One of the essential ground rules of any debate is definitions of terms. In the debate over such proposals as universal health care, affordable college education and increasing the marginal tax rates, conservatives howl “socialism,” but to quote a line from the movie The Princess Bride; “You keep using that word. I do not think it means what you think it means.”
The term “socialism” is commonly used by conservatives to convince the public that anything that term is applied to equates to totalitarianism and eventual economic collapse. The scaremongering is typically accompanied with allusions to Venezuela, Cuba and the departed Soviet Union.
Democrats haven’t worked as effectively to clearly define the terms in this debate as the Republicans have to muddy them. To parry Republican scaremongering, Democrats often use the term “democratic socialism” and point to affluent, advanced, western European democracies that have robust social welfare systems.
However, the term “democratic socialism” contains that scary word, “socialism,” and that instantly engenders suspicion and anxiety among many Americans.
Relax. Addressing particular societal problems or needs through government is not necessarily tyranny. National defense, justice courts, public safety and public education are examples of things free societies agree to have and tax themselves to provide. To use a term, it’s the “general welfare.”
If the majority of a society freely chooses to expand the general welfare to provide something existentially essential to every citizen, those who oppose that choice can call it whatever they like.
What matters is whether it works to address the problem or provide the need. If it doesn’t, then it must be reconsidered. That can and has been done in free societies. Great Britain, Sweden and Germany adjusted their welfare systems when those impeded economic vibrancy.
Most issues in society are economic. How an economic system is organized to address those issues is crucial for peace, stability and the general welfare.
In a real-world contest between classic socialism and free-market capitalism, the latter is the clear winner. Free-market capitalism is inseparable from fundamental ideals of personal freedom and the pursuit of happiness. It has proven to provide the most prosperity for the greatest number of people.

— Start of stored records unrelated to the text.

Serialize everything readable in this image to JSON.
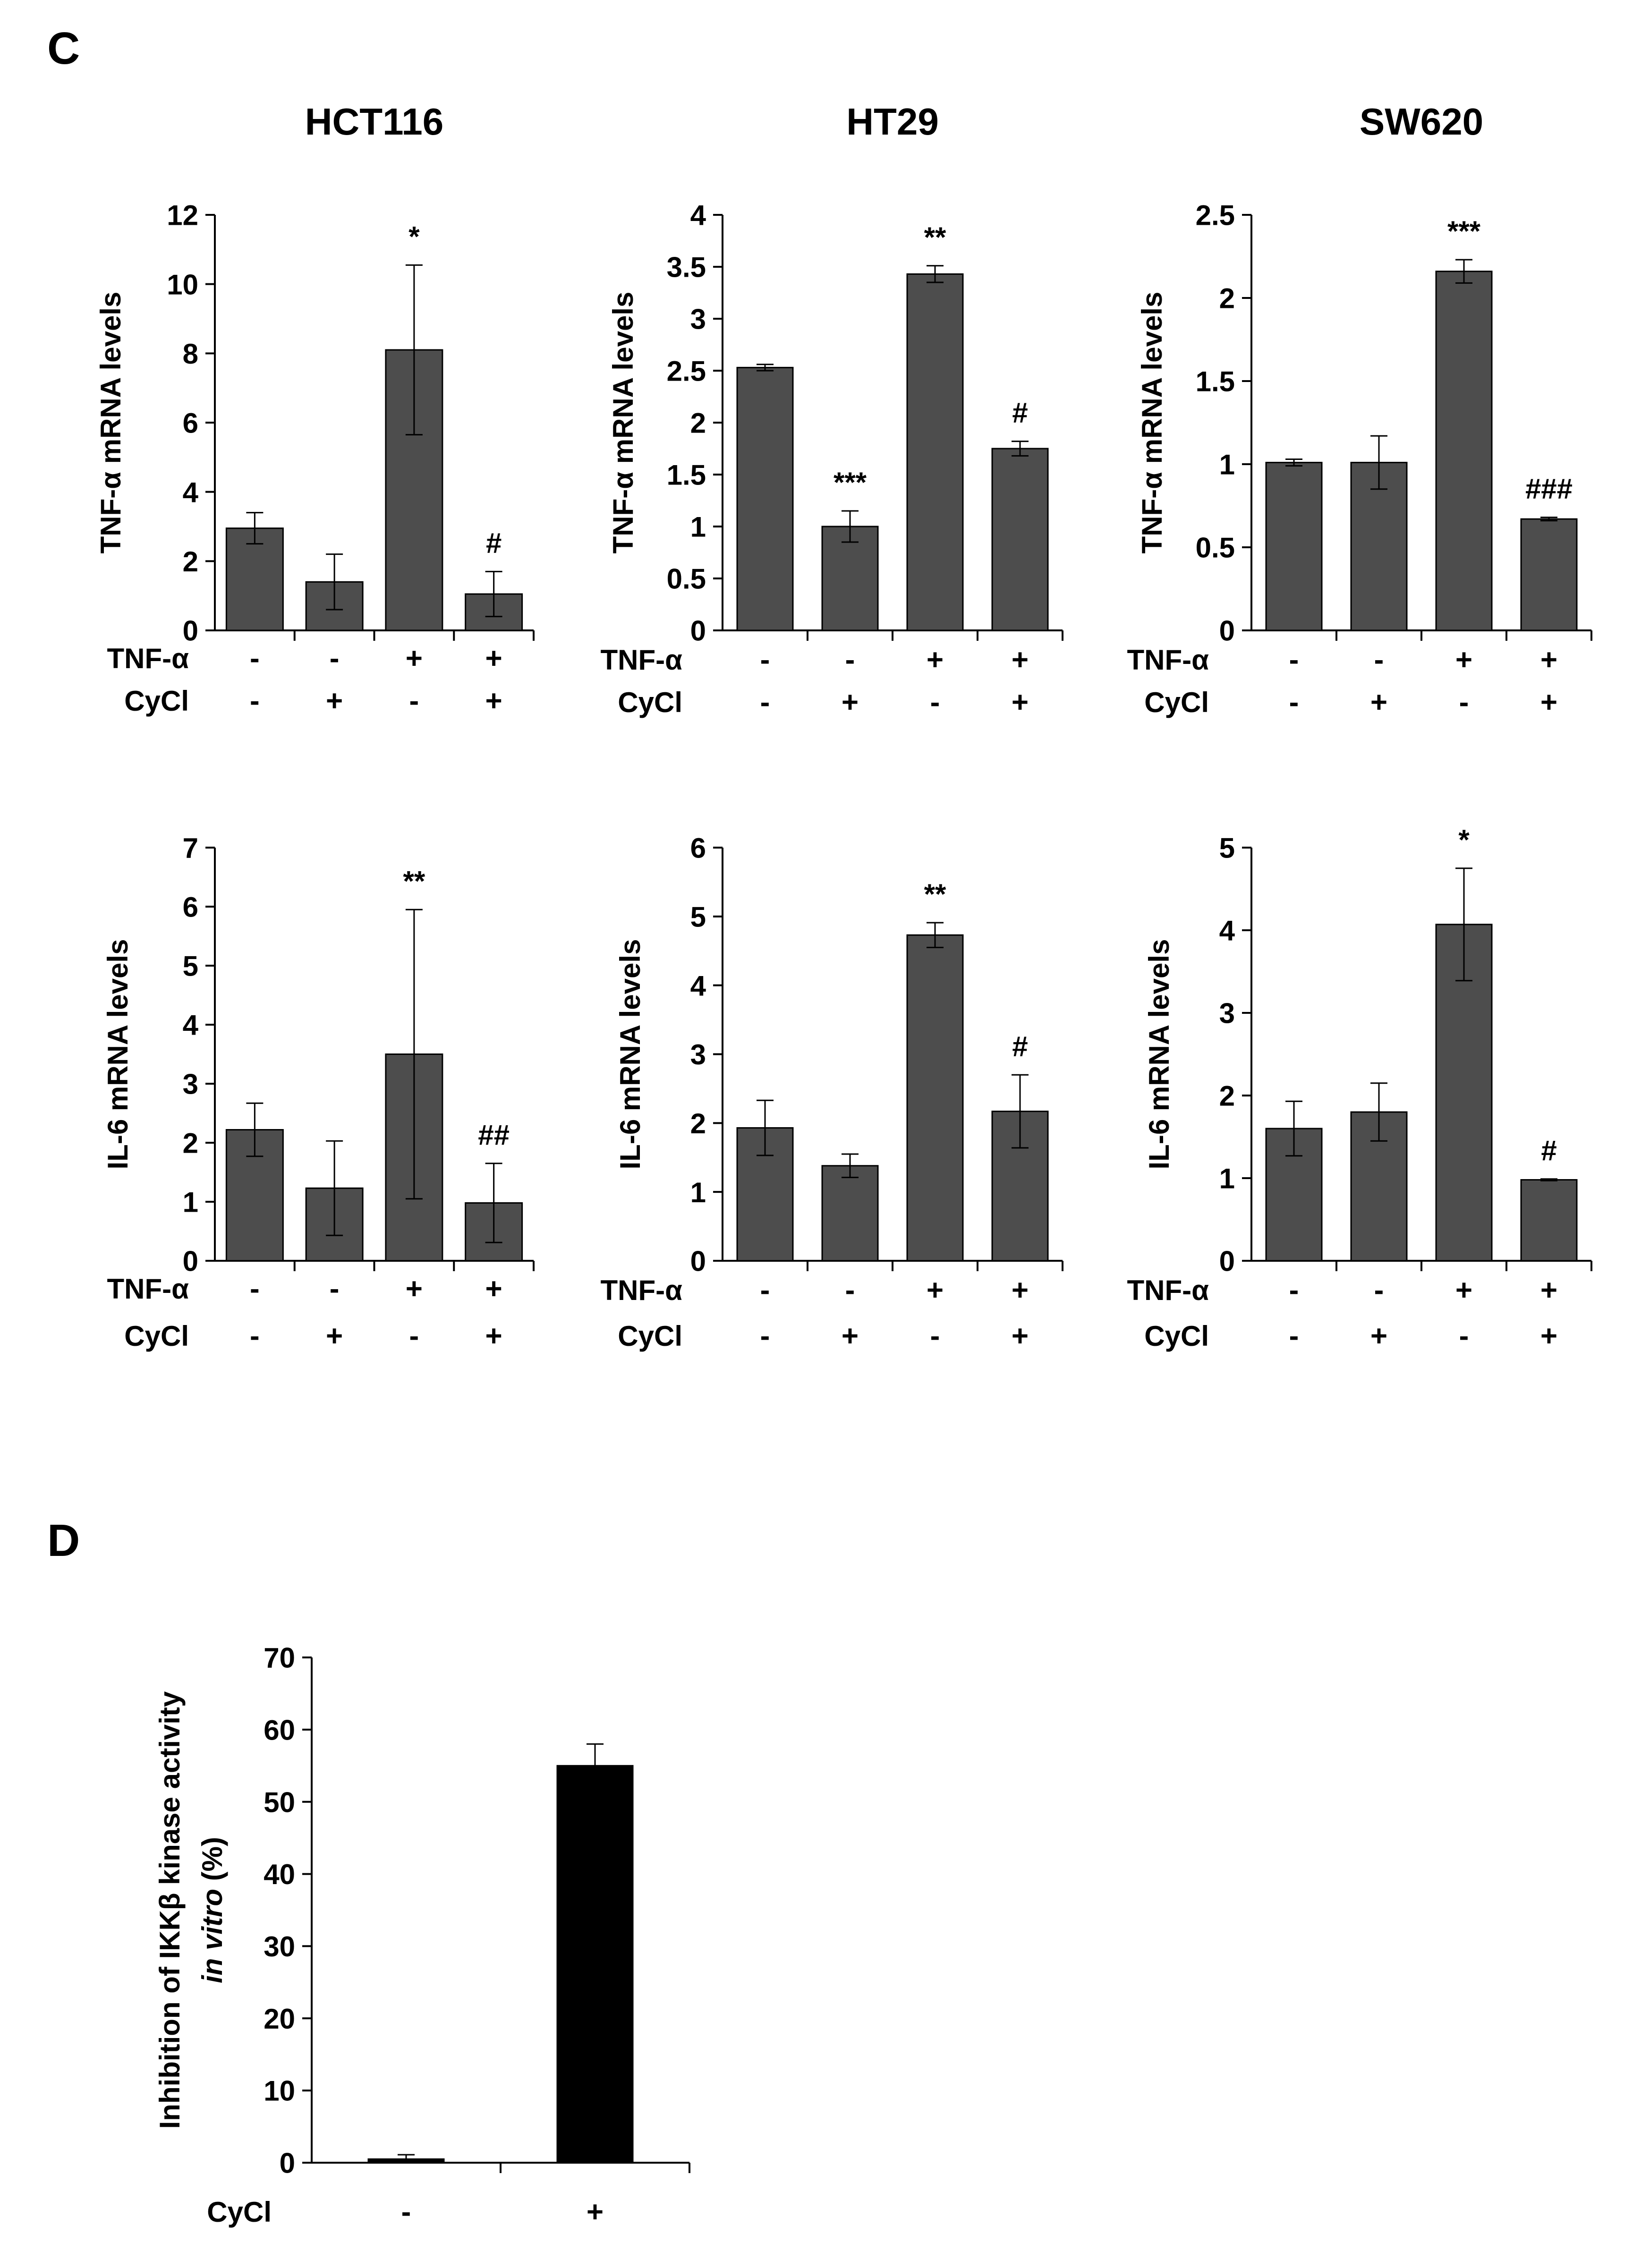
{
  "panels": {
    "C": {
      "label": "C"
    },
    "D": {
      "label": "D"
    }
  },
  "colors": {
    "bar_gray": "#4d4d4d",
    "bar_black": "#000000",
    "axis": "#000000"
  },
  "chart_data": [
    {
      "id": "c1",
      "type": "bar",
      "title": "HCT116",
      "ylabel": "TNF-α mRNA levels",
      "ylim": [
        0,
        12
      ],
      "yticks": [
        "0",
        "2",
        "4",
        "6",
        "8",
        "10",
        "12"
      ],
      "values": [
        2.95,
        1.4,
        8.1,
        1.05
      ],
      "errors": [
        0.45,
        0.8,
        2.45,
        0.65
      ],
      "significance": [
        "",
        "",
        "*",
        "#"
      ],
      "conditions": [
        {
          "label": "TNF-α",
          "marks": [
            "-",
            "-",
            "+",
            "+"
          ]
        },
        {
          "label": "CyCl",
          "marks": [
            "-",
            "+",
            "-",
            "+"
          ]
        }
      ]
    },
    {
      "id": "c2",
      "type": "bar",
      "title": "HT29",
      "ylabel": "TNF-α mRNA levels",
      "ylim": [
        0,
        4
      ],
      "yticks": [
        "0",
        "0.5",
        "1",
        "1.5",
        "2",
        "2.5",
        "3",
        "3.5",
        "4"
      ],
      "values": [
        2.53,
        1.0,
        3.43,
        1.75
      ],
      "errors": [
        0.03,
        0.15,
        0.08,
        0.07
      ],
      "significance": [
        "",
        "***",
        "**",
        "#"
      ],
      "conditions": [
        {
          "label": "TNF-α",
          "marks": [
            "-",
            "-",
            "+",
            "+"
          ]
        },
        {
          "label": "CyCl",
          "marks": [
            "-",
            "+",
            "-",
            "+"
          ]
        }
      ]
    },
    {
      "id": "c3",
      "type": "bar",
      "title": "SW620",
      "ylabel": "TNF-α mRNA levels",
      "ylim": [
        0,
        2.5
      ],
      "yticks": [
        "0",
        "0.5",
        "1",
        "1.5",
        "2",
        "2.5"
      ],
      "values": [
        1.01,
        1.01,
        2.16,
        0.67
      ],
      "errors": [
        0.02,
        0.16,
        0.07,
        0.01
      ],
      "significance": [
        "",
        "",
        "***",
        "###"
      ],
      "conditions": [
        {
          "label": "TNF-α",
          "marks": [
            "-",
            "-",
            "+",
            "+"
          ]
        },
        {
          "label": "CyCl",
          "marks": [
            "-",
            "+",
            "-",
            "+"
          ]
        }
      ]
    },
    {
      "id": "c4",
      "type": "bar",
      "title": "",
      "ylabel": "IL-6 mRNA levels",
      "ylim": [
        0,
        7
      ],
      "yticks": [
        "0",
        "1",
        "2",
        "3",
        "4",
        "5",
        "6",
        "7"
      ],
      "values": [
        2.22,
        1.23,
        3.5,
        0.98
      ],
      "errors": [
        0.45,
        0.8,
        2.45,
        0.67
      ],
      "significance": [
        "",
        "",
        "**",
        "##"
      ],
      "conditions": [
        {
          "label": "TNF-α",
          "marks": [
            "-",
            "-",
            "+",
            "+"
          ]
        },
        {
          "label": "CyCl",
          "marks": [
            "-",
            "+",
            "-",
            "+"
          ]
        }
      ]
    },
    {
      "id": "c5",
      "type": "bar",
      "title": "",
      "ylabel": "IL-6 mRNA levels",
      "ylim": [
        0,
        6
      ],
      "yticks": [
        "0",
        "1",
        "2",
        "3",
        "4",
        "5",
        "6"
      ],
      "values": [
        1.93,
        1.38,
        4.73,
        2.17
      ],
      "errors": [
        0.4,
        0.17,
        0.18,
        0.53
      ],
      "significance": [
        "",
        "",
        "**",
        "#"
      ],
      "conditions": [
        {
          "label": "TNF-α",
          "marks": [
            "-",
            "-",
            "+",
            "+"
          ]
        },
        {
          "label": "CyCl",
          "marks": [
            "-",
            "+",
            "-",
            "+"
          ]
        }
      ]
    },
    {
      "id": "c6",
      "type": "bar",
      "title": "",
      "ylabel": "IL-6 mRNA levels",
      "ylim": [
        0,
        5
      ],
      "yticks": [
        "0",
        "1",
        "2",
        "3",
        "4",
        "5"
      ],
      "values": [
        1.6,
        1.8,
        4.07,
        0.98
      ],
      "errors": [
        0.33,
        0.35,
        0.68,
        0.01
      ],
      "significance": [
        "",
        "",
        "*",
        "#"
      ],
      "conditions": [
        {
          "label": "TNF-α",
          "marks": [
            "-",
            "-",
            "+",
            "+"
          ]
        },
        {
          "label": "CyCl",
          "marks": [
            "-",
            "+",
            "-",
            "+"
          ]
        }
      ]
    },
    {
      "id": "d1",
      "type": "bar",
      "title": "",
      "ylabel": "Inhibition of IKKβ kinase activity",
      "ylabel_line2_main": "in vitro",
      "ylabel_line2_suffix": " (%)",
      "ylim": [
        0,
        70
      ],
      "yticks": [
        "0",
        "10",
        "20",
        "30",
        "40",
        "50",
        "60",
        "70"
      ],
      "values": [
        0.5,
        55
      ],
      "errors": [
        0.6,
        3.0
      ],
      "significance": [
        "",
        ""
      ],
      "conditions": [
        {
          "label": "CyCl",
          "marks": [
            "-",
            "+"
          ]
        }
      ]
    }
  ]
}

Capitalism works because it is compatible with key aspects of basic human nature — freedom, ambition, creativity and self-preservation. It also fails because of basic human nature — greed.
For capitalism greed is good to a point — then it isn’t.
Winnowing abusive greed out of the market is necessary to keep capitalism vibrant and healthy. Free-market capitalism’s natural tendency is to monopolize and quash competition.
An insufficiently competitive market becomes predatory and threatens the general welfare. Prices of essential goods and services push more and more people into subsistence and further away from affluence — especially when wages lag behind rising prices.
It’s not that wealth isn’t growing in America, it’s that the vast amount of that growth is going to fewer and fewer people. There is a point where the standard of living begins to decline for too many people and the concentration of wealth is perceived as unfair.
When people began to lose trust in the fairness of the economic system, when the belief that they, too, can attain a certain level of affluence fades, that is when a society becomes agitated and unstable and does something to usher in radical change.
The term I have coined to describe America’s current economic system is “cannibal capitalism.” The pursuit of profit is merciless. Nearly every corner of American society is now effectively a profit center enriching an economic aristocracy of managers and investors with little if any empathy with the victims of their infinite greed.
The insatiable rapacity is inherent in the dynamics of stock markets. The value of a company’s stock is directly affected by how much it grows its profits.
It is not good enough for a company to be consistently profitable and pay a steady dividend to the owners. It must constantly increase profits either by raising prices, selling more stuff or acquiring other companies in order to raise the price of company stock.
Management is lavishly rewarded by playing this growth game successfully. This motivates gross abuses in the market that we see exposed again and again.
Wells Fargo repeatedly cheating its own banking customers in multiple ways. Big pharmaceutical companies intentionally misleading health-care providers to prescribe deadly addictive drugs. Automobile companies covering up deadly defects in their vehicles and continuing to sell them to the unsuspecting public. Energy companies negligently maintaining plants and equipment that results in catastrophic disasters and loss of lives.
And this is a short list.
There is arguably no more egregious cannibal capitalism than that found in America’s health-care industry. Americans are dying so other Americans can make even more money. That’s cannibal capitalism.
The proper role of government is to reasonably regulate the economic system to ensure equal opportunity and prevent the ravages of excessive greed. But, government has been purchased by the very forces of greed it is charged with regulating. In fact, many of those appointed to head regulatory agencies are executives from the very industries being regulated.
Elected politicians can and do accept huge campaign donations from, and can directly invest in companies affected by legislation these very politicians are voting on. This is gross conflict of interest, venal and corruptive, and helps explain why cannibal capitalism thrives in America.
In President Donald Trump’s State of the Union address last week, he vowed that America would never become a socialist nation. This, of course, was a continuation of the scaremongering intended to frighten Americans into rejecting expanding the general welfare, especially universal health care.
Most of America is endangered more by the very real abuses of capitalism than by the perceived threats of socialism. But, if America veers deeply into socialism it will be because of the failures of its brand of capitalism.